8. We have given serious thought to the submission of the learned Deputy Advocate-General but have not, at all, felt impressed. In our opinion, the impugned order is liable to be declared as void because respondent No. 2 did not have the power to order a probe into the working of petitioner No. 1. The memorandum and articles of association of petitioner No. 1 do not envisage interference of a third agency like respondent No. 2 into its affairs and being a company registered under the Indian Companies Act, 1913 (which was subsequently replaced by the Companies Act, 1956), any enquiry or probe into its affairs can be made only in accordance with the provisions of that Act and not otherwise. The argument of Shri Khosla that respondent No. 2 could, in his capacity as head of the District Administration, order a probe into the affairs of petitioner No. 1 appears to be founded on a misconceived assumption that being Deputy Commissioner of the District, respondent No. 2 was omni-powerful and he could pass any order as per his whims and caprice. An argument of this type may have found its acceptability in the by-gone days when the country was ruled by kings and monarchs but cannot be accepted in a system governed by rule of law. The principle that rex is lex has no place in our constitutional set up and no one, howsoever high he may be, can claim to be above the rule of law and no public servant entrusted with certain powers and duties under the law of the land can exercise such power transgressing the limits of statutory authority.

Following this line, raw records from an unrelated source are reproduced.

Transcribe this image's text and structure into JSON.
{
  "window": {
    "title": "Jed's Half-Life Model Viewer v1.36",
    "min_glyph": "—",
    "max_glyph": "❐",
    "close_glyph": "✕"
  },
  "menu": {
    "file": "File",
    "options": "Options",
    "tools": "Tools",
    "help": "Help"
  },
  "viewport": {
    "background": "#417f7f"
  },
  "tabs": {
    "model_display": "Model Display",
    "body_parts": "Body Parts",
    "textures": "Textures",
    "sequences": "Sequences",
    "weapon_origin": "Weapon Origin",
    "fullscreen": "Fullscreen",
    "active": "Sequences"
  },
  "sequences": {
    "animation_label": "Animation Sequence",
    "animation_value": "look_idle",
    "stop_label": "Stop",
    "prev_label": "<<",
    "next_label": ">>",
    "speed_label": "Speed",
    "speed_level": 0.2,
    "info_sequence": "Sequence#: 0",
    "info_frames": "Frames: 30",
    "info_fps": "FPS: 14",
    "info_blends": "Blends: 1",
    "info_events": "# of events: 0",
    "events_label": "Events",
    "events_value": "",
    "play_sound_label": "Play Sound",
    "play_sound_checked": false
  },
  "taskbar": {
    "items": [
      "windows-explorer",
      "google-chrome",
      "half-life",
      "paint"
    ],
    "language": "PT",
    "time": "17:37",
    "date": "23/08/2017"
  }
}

9. In view of the above, we have no hesitation to hold that the order passed by respondent No. 2 for conducting an enquiry into the functioning and affairs of petitioner No. 1 is void ab initio and it is liable to be invalidated.

10. In the result, the writ petition is allowed. The petitioners shall get costs of Rs. 5,000 from respondent No. 2.

11. We, further direct that within one month of the submission of certified copy of this order, the Deputy Chief Executive Officer, Zila Parishad, Muktsar shall return the documents to the authorised representative of petitioner No. 1.